Car chaque plainte se retrouve dans les statistiques de la police. Ces statistiques aident à leur tour à exercer la pression politique nécessaire pour améliorer à long terme la situation des victimes de crimes de haine : par exemple en sensibilisant davantage dans les écoles, en proposant des formations dans les administrations et les institutions, en augmentant la protection juridique et en recrutant davantage de personnes de contact au sein de la police, de la justice, des communes et auprès des employeurs.

Que puis-je dénoncer ?

Les crimes de haine sont des délits commis sur la base de préjugés. Les préjugés peuvent jouer un rôle directement lors de l’acte ou dans le contexte de l’acte. Les crimes de haine se rapportent principalement aux délits suivants :

Injure

Lorsqu’une personne porte atteinte à l’honneur d’une autre personne en proférant des injures ou en lui manquant de respect de quelque manière que ce soit.

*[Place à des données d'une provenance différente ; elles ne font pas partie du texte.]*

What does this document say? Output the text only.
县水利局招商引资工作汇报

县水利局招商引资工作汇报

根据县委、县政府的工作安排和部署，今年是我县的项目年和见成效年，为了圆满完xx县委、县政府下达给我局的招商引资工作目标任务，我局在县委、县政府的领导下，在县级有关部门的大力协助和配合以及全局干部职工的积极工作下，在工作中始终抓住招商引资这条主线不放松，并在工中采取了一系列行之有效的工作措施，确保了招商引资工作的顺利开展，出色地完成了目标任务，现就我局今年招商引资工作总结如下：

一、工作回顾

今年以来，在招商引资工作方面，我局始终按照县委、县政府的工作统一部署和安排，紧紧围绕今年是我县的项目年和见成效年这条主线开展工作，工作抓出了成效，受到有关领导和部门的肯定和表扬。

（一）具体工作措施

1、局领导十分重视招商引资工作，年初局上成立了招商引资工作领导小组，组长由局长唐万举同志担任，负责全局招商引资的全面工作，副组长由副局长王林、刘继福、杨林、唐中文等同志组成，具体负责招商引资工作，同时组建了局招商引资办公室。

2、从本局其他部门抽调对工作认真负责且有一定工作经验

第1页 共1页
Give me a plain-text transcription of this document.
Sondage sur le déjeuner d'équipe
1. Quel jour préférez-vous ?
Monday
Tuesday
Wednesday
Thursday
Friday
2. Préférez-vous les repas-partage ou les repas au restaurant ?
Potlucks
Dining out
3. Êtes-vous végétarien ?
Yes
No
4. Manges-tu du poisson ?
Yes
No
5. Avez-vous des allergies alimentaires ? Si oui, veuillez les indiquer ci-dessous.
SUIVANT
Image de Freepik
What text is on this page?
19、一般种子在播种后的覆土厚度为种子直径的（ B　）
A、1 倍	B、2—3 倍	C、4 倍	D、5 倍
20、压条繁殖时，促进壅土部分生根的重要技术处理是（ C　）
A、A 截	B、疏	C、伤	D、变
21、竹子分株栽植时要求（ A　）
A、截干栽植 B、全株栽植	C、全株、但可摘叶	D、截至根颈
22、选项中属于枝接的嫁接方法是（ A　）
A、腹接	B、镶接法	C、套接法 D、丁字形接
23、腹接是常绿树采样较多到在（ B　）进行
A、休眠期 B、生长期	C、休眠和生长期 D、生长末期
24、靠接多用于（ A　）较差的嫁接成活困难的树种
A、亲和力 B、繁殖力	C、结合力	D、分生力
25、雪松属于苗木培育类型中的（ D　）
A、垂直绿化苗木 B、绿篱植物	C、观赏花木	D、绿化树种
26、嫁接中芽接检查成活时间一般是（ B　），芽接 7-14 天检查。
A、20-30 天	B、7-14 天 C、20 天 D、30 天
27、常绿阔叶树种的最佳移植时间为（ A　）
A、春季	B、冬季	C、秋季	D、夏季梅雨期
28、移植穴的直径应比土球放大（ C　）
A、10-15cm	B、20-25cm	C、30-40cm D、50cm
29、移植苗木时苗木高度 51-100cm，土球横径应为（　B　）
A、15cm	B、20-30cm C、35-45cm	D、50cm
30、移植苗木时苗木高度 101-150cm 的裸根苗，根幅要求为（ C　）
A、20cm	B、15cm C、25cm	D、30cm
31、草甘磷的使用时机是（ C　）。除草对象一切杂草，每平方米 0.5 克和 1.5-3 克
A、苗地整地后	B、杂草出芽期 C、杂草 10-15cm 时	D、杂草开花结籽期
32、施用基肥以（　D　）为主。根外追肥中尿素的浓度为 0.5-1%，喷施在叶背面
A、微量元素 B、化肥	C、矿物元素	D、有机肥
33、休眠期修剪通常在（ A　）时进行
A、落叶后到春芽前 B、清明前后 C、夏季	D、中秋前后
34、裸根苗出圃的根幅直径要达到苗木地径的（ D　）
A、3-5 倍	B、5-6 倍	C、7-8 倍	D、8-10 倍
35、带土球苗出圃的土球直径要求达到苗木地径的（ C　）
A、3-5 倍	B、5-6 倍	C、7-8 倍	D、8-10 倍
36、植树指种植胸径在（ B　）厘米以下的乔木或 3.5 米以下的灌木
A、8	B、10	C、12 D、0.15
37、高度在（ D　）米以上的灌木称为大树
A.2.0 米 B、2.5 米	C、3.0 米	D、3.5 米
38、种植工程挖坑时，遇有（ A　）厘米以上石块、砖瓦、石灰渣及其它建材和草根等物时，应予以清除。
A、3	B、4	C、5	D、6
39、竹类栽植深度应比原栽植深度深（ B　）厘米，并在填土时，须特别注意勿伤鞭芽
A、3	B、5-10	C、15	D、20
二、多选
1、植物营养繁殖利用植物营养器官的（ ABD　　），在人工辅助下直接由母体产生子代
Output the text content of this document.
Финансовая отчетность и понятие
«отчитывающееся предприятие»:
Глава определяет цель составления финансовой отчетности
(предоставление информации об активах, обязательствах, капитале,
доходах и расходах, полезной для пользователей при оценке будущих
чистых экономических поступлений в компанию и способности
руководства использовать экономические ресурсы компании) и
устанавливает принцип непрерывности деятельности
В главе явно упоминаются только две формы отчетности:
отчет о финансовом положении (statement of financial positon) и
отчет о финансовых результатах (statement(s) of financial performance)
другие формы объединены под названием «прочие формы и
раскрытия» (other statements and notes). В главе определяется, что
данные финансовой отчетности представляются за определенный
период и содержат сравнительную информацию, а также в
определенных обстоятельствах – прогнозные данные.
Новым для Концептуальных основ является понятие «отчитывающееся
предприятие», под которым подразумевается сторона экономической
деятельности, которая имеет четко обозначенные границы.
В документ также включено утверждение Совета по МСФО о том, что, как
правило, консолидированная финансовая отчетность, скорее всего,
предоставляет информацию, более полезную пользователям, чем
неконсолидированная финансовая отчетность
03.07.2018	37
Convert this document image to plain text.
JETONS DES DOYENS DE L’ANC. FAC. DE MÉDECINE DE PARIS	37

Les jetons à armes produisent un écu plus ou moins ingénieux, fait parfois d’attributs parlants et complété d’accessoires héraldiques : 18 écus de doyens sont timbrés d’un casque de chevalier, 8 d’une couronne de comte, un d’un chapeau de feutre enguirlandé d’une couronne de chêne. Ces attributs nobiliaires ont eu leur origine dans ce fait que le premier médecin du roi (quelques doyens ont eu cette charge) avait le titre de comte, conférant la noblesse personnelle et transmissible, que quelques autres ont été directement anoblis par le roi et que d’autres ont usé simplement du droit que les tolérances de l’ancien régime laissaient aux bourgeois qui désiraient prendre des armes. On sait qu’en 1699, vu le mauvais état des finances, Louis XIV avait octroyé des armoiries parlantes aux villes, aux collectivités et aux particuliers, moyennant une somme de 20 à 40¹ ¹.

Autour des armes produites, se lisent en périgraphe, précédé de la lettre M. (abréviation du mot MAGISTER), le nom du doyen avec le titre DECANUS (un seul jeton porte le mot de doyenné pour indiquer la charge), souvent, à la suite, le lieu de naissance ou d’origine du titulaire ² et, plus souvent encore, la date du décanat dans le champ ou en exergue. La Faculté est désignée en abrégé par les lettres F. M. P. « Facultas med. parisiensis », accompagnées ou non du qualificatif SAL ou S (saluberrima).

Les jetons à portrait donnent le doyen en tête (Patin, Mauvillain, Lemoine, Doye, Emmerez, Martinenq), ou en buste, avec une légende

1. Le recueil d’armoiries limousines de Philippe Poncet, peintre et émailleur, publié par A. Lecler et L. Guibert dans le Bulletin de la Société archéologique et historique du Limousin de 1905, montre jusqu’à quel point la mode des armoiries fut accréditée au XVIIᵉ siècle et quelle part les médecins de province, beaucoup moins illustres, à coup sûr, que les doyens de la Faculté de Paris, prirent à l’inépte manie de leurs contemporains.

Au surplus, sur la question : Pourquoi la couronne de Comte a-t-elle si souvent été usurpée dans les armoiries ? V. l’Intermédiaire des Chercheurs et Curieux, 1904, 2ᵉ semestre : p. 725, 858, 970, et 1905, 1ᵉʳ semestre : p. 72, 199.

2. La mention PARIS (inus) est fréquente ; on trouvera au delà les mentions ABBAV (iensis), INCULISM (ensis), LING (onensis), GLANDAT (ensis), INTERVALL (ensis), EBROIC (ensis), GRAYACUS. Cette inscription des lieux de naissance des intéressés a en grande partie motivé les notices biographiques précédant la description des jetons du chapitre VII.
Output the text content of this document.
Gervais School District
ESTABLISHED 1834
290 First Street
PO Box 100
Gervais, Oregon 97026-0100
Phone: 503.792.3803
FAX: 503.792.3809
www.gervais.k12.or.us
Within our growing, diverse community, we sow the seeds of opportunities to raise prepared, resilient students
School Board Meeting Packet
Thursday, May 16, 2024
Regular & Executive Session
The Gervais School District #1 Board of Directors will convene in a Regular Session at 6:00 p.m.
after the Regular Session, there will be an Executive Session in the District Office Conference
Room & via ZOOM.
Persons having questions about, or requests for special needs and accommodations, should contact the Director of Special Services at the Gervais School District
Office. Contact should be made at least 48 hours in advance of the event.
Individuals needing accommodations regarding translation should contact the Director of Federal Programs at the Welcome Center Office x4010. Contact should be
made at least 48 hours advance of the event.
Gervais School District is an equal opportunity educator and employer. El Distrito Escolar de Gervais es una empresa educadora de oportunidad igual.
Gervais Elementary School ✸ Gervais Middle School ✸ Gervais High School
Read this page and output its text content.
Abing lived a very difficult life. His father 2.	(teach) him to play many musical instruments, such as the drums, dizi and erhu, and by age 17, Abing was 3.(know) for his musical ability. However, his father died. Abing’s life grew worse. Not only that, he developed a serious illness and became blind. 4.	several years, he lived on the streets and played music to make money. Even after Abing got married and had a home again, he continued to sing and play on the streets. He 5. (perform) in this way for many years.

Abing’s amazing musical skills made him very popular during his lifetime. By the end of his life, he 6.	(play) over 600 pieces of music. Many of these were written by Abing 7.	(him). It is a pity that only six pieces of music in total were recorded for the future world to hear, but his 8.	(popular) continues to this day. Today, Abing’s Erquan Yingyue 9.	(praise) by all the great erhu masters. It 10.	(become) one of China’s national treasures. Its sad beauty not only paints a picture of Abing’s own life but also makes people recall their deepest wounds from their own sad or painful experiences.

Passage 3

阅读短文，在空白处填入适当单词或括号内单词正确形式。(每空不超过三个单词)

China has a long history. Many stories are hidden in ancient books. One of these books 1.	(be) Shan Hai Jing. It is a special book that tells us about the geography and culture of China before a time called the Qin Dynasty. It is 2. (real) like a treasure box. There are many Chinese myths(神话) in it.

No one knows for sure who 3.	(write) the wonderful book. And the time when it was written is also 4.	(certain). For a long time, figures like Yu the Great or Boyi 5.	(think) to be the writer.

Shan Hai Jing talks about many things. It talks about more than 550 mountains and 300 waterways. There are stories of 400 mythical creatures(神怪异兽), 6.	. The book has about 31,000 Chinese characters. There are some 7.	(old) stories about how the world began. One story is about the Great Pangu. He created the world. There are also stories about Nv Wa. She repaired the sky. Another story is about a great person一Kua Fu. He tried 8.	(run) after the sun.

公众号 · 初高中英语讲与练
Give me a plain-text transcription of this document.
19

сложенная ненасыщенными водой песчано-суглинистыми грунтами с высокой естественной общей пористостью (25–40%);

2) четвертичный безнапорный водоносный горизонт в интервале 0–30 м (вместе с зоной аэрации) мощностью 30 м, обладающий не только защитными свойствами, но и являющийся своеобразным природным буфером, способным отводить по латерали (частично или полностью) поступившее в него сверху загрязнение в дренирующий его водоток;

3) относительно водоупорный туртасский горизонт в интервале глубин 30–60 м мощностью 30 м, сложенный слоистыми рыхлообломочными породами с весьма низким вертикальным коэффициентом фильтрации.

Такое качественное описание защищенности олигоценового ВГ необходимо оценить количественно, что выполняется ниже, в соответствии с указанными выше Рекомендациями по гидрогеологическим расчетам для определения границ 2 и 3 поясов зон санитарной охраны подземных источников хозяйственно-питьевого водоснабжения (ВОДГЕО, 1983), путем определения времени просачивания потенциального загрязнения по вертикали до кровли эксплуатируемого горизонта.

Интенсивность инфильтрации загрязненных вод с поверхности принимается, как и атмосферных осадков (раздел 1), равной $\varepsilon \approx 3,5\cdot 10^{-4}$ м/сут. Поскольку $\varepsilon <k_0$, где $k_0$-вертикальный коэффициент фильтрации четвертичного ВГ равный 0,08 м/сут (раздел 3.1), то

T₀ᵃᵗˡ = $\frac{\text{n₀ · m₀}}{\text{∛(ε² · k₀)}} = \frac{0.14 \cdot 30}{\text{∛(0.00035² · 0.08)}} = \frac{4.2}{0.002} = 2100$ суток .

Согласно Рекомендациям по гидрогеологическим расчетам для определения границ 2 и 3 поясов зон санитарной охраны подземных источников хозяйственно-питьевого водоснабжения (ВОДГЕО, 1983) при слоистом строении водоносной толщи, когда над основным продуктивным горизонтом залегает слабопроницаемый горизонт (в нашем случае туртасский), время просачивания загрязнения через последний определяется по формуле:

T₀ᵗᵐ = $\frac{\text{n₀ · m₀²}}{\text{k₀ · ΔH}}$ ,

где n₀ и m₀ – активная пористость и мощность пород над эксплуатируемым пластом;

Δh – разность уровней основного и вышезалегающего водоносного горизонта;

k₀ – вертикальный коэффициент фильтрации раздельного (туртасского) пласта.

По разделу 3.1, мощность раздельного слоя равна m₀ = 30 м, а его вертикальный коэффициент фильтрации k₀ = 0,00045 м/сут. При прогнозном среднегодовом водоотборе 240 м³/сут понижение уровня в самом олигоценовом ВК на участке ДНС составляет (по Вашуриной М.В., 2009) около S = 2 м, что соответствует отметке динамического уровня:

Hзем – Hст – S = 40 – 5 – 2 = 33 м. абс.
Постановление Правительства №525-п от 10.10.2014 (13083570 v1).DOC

  • Imitation de cris de singe vis-à-vis de personnes noires
  • Crachat
  • Association de l’identité juive (présumée) au mot « porc ».
  • Association de l’origine (présumée) au mot « saleté »

Injure haineuse

Lorsqu’un groupe entier de personnes (p. ex. tous les musulmans ou toutes les lesbiennes) est insulté en bloc.

  • Une communauté musulmane reçoit une lettre dans laquelle les musulmans sont traités de « criminels ».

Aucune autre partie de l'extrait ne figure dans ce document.